Geçmişimizle yüzleşirken
Dünden kalan konuya kaldığımız yerden devam edelim. Evet, bir zulüm var. Sürgünler, katliamlar yaşandı, En büyük bedel ödeyenlerden biri de biziz. Türk’ü de, Kürd’ü de, Sünnisi de, Alevisi de, Müslümanı da, gayrimüslimi de eza ve cefa çekti bu işten. Hesap soracaksanız gidin önce CHP’den sorun. CHP Genel Merkezinin önünde çadır kurun.. Çünki İttihatçı geleneğin Cumhuriyet dönemindeki temsilcisi onlar. Bu işlerin sorumlusu İttihatçıların kurduğu bankanın mal varlığına siyasi varis olarak, İş Bankası’na devredenlerden sorun bu işin hesabını.
Birileri şecaat arz edeyim derken, sirkatin söylüyor sanki! Bu kirli oyunlar, Osmanlı’yı parçalamak ve İsrail’in kuruluşuna giden yolda, hem batının desteğini sağlamak hem de Hıristiyan dünyası ile Osmanlı ve bakiyesi arasına bir kan davası sokmak içindi. Birileri hâlâ o eski planların artistliğini yapıyor sanki..

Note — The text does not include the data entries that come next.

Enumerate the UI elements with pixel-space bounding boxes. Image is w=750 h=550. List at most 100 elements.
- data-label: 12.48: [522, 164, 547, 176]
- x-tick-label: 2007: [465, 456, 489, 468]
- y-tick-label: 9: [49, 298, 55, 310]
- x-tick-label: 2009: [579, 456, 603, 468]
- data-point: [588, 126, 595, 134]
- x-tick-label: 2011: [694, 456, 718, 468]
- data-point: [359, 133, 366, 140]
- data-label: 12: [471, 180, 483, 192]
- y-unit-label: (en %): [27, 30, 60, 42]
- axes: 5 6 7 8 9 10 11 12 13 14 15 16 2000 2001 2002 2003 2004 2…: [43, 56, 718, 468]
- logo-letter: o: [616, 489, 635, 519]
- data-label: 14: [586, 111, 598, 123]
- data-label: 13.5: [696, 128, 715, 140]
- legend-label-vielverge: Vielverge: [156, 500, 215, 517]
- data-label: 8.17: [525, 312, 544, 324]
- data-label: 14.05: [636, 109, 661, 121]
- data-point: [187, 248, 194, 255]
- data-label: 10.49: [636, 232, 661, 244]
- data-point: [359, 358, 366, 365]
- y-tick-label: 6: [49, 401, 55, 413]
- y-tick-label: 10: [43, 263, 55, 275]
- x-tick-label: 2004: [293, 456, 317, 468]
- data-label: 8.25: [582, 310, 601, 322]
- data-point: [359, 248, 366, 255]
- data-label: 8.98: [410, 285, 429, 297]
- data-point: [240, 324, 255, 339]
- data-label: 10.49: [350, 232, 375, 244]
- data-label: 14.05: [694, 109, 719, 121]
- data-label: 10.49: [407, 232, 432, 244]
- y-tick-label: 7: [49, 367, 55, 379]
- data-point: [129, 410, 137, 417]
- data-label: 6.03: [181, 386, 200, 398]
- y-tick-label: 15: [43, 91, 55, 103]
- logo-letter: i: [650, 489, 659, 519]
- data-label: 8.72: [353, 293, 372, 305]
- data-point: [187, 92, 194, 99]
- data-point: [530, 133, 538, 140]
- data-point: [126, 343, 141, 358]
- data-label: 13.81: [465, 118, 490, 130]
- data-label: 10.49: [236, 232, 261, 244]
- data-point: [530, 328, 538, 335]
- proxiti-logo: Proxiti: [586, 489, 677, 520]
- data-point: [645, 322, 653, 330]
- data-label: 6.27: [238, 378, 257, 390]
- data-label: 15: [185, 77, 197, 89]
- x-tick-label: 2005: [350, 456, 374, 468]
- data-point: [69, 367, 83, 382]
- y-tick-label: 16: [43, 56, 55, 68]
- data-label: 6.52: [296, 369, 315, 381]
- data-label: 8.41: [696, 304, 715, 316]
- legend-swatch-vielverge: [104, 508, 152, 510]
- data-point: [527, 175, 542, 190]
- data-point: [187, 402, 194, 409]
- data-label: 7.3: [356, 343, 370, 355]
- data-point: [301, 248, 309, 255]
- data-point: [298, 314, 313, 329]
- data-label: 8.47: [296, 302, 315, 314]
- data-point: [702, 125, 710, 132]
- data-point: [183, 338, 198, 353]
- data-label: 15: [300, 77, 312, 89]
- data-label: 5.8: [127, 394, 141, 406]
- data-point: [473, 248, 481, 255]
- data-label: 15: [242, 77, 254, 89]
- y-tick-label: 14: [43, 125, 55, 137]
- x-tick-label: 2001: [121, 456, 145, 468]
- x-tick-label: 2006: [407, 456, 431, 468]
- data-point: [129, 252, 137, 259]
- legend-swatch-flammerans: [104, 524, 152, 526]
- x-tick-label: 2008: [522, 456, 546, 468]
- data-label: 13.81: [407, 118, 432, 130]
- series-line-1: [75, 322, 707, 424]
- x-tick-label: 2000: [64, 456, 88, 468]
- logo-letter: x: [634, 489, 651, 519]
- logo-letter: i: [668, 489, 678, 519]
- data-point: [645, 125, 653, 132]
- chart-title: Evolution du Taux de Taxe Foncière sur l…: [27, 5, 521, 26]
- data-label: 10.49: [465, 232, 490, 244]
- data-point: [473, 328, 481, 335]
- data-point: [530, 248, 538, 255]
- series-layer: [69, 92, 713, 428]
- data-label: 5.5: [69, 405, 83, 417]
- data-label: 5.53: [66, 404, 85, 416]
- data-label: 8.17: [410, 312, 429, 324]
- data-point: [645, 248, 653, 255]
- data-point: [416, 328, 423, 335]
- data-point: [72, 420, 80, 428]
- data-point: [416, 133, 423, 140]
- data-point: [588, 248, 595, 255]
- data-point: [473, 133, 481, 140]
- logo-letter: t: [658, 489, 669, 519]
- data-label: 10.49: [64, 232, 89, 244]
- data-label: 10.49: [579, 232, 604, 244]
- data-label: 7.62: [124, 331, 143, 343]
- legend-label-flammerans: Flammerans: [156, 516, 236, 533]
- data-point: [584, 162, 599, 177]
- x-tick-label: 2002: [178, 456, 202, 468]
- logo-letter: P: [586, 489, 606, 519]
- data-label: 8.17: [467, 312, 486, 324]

Bakın Ermeni meselesi anlaşılmadan İsrail’in kuruluşunu anlamak kolay değil. Çanakkale savaşı anlaşılmadan da Ermeni meselesini anlayamayız.. Ama “Çanakkale geçilmez” diye bir efsane üretilerek gerçeklerin üstü örtülmeye çalışılıyor.. Anzak ayinleri ile iş başka yerlere çekiliyor..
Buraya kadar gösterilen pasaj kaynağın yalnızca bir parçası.